Security was very tight as I left the national library, on the Giv'at Ram campus of the Hebrew University of Jerusalem, which is more or less across the street from the Israeli parliament building. As I walked down the hill back towards the center of town, there were pairs of police officers stationed no further than five yards apart from each other, all the way down the main road; it's almost a three mile walk to the major intersection where I was headed and the security only got tighter. Streets were closed and blockaded with police cars, and the sidewalks were taped off. I assumed that a motorcade with a high-level diplomatic delegation would be making its way to the parliament building. It was security unlike security I have ever seen in Jerusalem, even at the height of the disengagement controversy in 2005.

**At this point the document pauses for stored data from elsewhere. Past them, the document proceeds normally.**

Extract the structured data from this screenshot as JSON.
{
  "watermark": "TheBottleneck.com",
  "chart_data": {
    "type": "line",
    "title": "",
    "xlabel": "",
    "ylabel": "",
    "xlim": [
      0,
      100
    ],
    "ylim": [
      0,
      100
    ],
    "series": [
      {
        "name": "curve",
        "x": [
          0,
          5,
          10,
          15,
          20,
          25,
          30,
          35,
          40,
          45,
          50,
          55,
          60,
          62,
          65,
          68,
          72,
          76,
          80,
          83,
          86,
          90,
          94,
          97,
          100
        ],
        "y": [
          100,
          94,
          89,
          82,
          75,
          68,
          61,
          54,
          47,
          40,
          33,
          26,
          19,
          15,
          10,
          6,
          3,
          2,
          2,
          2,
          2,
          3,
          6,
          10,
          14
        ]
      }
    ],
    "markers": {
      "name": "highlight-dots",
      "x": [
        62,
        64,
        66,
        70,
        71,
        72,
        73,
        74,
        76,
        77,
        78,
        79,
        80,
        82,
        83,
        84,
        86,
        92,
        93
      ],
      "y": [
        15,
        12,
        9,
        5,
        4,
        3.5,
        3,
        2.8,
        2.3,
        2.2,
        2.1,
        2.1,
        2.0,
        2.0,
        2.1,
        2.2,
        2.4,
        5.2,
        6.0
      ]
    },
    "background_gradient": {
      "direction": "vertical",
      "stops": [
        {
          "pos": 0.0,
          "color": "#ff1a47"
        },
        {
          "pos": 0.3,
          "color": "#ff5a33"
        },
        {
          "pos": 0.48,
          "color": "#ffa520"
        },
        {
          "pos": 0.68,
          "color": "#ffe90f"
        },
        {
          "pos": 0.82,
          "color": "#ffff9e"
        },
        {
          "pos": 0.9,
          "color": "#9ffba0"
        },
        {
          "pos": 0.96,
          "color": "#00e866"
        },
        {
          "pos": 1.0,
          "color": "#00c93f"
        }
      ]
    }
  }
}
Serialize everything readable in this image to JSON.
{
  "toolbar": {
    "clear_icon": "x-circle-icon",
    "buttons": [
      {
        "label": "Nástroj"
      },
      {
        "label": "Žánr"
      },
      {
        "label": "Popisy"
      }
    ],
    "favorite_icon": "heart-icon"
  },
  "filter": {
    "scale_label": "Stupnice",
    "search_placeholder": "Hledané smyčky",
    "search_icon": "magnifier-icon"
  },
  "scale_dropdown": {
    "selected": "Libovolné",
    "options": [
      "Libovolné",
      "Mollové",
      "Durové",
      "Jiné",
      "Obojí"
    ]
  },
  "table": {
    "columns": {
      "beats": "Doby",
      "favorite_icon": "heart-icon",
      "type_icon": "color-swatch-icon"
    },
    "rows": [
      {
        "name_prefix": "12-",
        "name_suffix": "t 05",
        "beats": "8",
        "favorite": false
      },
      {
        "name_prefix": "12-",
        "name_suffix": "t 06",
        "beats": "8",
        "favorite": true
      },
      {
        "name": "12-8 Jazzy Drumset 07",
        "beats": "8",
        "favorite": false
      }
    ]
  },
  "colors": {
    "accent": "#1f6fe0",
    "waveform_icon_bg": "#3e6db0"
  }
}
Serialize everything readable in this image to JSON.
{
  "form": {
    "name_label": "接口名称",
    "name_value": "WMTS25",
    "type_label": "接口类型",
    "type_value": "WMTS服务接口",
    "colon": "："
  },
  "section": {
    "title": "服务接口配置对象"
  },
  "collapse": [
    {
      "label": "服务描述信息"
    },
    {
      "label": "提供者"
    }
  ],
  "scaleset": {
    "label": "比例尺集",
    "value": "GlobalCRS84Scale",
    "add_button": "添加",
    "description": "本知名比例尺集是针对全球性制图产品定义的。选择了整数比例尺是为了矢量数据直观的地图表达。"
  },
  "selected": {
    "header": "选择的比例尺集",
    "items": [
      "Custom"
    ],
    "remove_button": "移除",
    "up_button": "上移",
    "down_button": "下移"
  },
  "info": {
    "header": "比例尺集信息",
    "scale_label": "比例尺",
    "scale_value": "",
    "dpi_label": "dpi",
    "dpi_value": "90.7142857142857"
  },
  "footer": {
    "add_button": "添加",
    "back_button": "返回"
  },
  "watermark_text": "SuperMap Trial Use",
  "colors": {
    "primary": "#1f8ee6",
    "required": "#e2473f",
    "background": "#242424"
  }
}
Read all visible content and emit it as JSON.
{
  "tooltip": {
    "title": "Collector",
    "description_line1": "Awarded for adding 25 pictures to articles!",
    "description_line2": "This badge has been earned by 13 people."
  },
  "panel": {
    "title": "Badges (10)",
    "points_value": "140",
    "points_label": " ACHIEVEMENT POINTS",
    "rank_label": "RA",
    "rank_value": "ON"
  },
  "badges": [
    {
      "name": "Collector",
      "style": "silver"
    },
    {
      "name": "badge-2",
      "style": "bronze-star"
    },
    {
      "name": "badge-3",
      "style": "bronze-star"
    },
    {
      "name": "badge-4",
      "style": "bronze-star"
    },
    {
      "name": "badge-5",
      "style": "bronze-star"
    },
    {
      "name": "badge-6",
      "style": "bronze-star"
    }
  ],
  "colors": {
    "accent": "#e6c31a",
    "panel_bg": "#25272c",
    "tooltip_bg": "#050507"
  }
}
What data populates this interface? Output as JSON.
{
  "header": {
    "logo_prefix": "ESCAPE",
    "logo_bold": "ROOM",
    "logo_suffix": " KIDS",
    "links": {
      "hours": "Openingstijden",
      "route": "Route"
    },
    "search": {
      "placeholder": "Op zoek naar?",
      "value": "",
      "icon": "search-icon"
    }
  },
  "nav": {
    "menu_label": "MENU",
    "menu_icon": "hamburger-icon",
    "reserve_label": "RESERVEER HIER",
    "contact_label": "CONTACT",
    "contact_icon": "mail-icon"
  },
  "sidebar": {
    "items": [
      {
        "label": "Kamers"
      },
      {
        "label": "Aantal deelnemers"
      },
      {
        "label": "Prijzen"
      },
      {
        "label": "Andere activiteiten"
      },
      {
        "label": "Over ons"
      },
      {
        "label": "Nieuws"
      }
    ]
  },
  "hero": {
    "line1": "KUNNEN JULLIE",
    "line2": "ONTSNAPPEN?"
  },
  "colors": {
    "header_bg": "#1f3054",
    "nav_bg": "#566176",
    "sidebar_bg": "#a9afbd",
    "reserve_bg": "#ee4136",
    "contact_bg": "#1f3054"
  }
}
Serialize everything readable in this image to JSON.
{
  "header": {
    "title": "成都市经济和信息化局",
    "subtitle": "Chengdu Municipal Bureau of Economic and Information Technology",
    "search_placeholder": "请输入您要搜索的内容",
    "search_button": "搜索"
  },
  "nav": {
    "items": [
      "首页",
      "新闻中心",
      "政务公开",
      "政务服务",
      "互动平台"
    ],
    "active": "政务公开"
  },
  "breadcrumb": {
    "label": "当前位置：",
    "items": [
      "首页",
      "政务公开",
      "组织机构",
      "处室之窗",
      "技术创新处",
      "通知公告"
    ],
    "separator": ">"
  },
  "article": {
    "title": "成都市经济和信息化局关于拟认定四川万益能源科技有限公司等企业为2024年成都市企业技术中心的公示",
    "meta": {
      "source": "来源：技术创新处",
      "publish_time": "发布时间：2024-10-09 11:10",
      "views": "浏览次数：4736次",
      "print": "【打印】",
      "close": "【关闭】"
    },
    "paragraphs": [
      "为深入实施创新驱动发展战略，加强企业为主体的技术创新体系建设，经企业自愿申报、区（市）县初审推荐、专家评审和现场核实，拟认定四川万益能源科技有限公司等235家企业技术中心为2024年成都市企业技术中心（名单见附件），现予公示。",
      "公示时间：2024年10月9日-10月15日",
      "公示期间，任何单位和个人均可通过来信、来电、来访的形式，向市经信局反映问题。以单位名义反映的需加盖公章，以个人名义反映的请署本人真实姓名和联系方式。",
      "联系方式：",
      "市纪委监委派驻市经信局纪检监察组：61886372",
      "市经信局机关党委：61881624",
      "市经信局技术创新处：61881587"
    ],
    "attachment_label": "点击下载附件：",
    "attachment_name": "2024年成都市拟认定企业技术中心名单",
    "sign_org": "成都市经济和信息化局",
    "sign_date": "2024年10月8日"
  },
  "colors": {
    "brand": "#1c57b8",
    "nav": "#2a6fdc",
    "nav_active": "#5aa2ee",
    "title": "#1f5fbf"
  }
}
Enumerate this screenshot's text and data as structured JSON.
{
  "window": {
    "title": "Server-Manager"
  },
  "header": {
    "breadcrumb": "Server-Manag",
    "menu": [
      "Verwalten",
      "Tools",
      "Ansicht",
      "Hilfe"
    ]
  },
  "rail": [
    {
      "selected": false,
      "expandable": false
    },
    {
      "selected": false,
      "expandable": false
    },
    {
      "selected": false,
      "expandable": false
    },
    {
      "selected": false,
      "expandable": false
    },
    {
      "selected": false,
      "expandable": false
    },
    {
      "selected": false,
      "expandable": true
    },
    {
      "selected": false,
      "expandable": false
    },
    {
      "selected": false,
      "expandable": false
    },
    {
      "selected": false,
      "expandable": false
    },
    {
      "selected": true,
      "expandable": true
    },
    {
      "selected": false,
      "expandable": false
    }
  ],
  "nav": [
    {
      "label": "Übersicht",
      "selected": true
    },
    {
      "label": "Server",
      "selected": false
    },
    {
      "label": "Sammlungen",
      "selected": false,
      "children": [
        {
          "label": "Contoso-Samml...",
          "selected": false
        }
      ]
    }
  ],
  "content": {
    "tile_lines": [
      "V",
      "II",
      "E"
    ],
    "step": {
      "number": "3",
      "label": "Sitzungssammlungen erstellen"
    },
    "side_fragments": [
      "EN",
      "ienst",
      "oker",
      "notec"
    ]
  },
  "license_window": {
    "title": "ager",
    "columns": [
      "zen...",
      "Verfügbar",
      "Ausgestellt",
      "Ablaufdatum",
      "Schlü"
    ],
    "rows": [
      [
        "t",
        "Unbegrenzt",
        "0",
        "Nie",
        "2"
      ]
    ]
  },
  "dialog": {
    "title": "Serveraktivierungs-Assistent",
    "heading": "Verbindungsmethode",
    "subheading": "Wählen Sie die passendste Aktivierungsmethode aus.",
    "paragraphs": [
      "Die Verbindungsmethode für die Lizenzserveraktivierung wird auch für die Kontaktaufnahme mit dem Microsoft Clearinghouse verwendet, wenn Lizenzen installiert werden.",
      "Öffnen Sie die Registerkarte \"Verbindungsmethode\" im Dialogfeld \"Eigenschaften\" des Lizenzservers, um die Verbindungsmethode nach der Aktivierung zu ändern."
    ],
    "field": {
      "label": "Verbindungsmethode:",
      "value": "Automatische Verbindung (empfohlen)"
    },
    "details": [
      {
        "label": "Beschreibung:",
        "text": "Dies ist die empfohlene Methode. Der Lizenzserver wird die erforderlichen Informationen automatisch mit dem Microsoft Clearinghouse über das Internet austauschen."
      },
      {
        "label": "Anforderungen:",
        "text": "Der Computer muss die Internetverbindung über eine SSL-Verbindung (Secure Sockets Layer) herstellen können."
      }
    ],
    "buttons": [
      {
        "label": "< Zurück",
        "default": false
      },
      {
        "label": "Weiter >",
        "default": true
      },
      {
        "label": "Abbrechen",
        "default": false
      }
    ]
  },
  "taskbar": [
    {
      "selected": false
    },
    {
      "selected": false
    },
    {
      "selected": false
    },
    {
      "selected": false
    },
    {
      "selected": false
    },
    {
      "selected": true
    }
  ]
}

And when I finally got to the crest of the hill where Rambam becomes Agron and mets up with Keren ha-Yesod and King George, I found myself literally in the middle of the Jerusalem gay pride parade.
I grew up in San Francisco and live in New York, which is to say that this was singularly the tamest gay pride parade I have ever seen. It was really also the most moving, though. Right-wing religious zealots have a history of perpetrating violent hate crimes against gay people in Israel, and of targeting the parade in particular, hence the dramatic security. People here were really putting themselves at risk of harm for the sake of being visible and agitating for equality; and they did it anyway.
One thing that was interesting to note during this trip was that, especially with the ongoing controversy over what constitutes things like "custom," "modesty," and "propriety," as it relates to how Jewish women can pray in public and at sacred sites, the people I was meeting and speaking with generally seemed a lot more interested in issues of gender and sexual orientation as they play into questions of how to balance religious and secular life than they were in the matzav, the "situation" with the Palestinians. (And in spite of what others are saying* in the vaguely academic corners of the blogosphere, the law and its enforcement is starting — slowly, to be sure, but, I hope, steadily — to catch up.)
In Hebrew, ga'avah is the word for pride, which yields a nice bilingual play on words that is often played up in slogans — the adjective derived from it, the word that means proud, is ge'eh, (pronounced like "gay" but with a glottal stop in the middle).
*Yes, I am having a bona fide "somebody is wrong on the internet" moment.